I thought of Sir Horace, imaginative, thin-skinned despite all his success in action.

‘He certainly would,’ I said. ‘Just one of Winslow’s little jokes, and we’d have Sir H endowing an Oxford college on a very lavish scale.’

‘I’m glad you confirm that,’ said Chrystal. ‘We can’t afford to handle this wrong.’

‘We mustn’t miss it,’ said Brown. ‘It would be sinful to miss it now.’

These two were the solid core of the college, I thought. Year by year they added to their influence; it was greater now than when I first came three years before. It had surprised me then that they should be so influential; now that I had lived with them, seen them at work, I understood it better.

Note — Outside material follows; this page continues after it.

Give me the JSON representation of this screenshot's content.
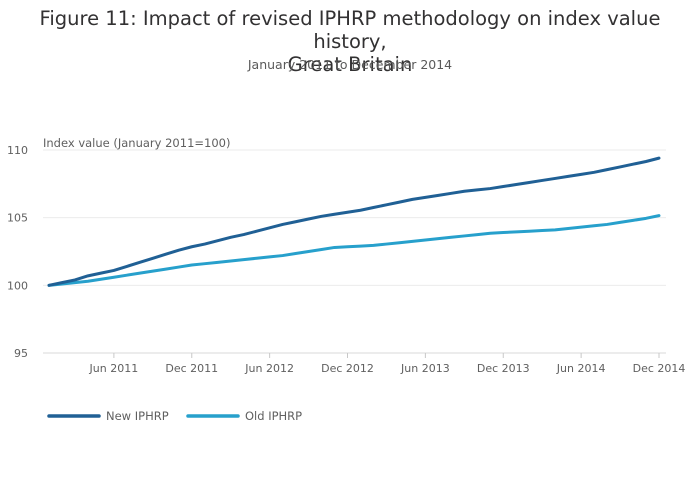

They were both genuinely humble men. They were profoundly different, at the roots of their natures, but neither thought that he was anything out of the ordinary. They knew that others round them were creative, as they were not; Chrystal had once been a competent classic, was still a first-rate teacher, but had done nothing original — Brown wrote an intricate account of the diplomatic origins of the Crimean war soon after he graduated, and then stopped. They did not even think that they were unusual as men. Either would say that the Master or Jago or one or two others were the striking figures in the college. All they might add was that those striking figures did not always have the soundest judgement, were not the most useful at ‘running things’.

For, though they were the least conceited of men, they had complete confidence in their capacity to ‘run things’. Between them, they knew all the craft of government. They knew how men in a college behaved, and the different places in which each man was weak, ignorant, indifferent, obstinate, or strong. They never overplayed their hand; they knew just how to take the opinion of the college after they had settled a question in private. They knew how to give way. By this time, little of importance happened in the college which they did not support.

They asked very little more for themselves. They were neither of them ambitious; they thought they had done pretty well. They were comfortable and happy. They accepted the world round them, they believed it was good the college should exist, they had no doubt they were being useful in the parts they played. As they piloted their candidate through a fellowship election, or worked to secure this benefaction from Sir Horace, they gained the thrill that men feel at a purpose outside themselves.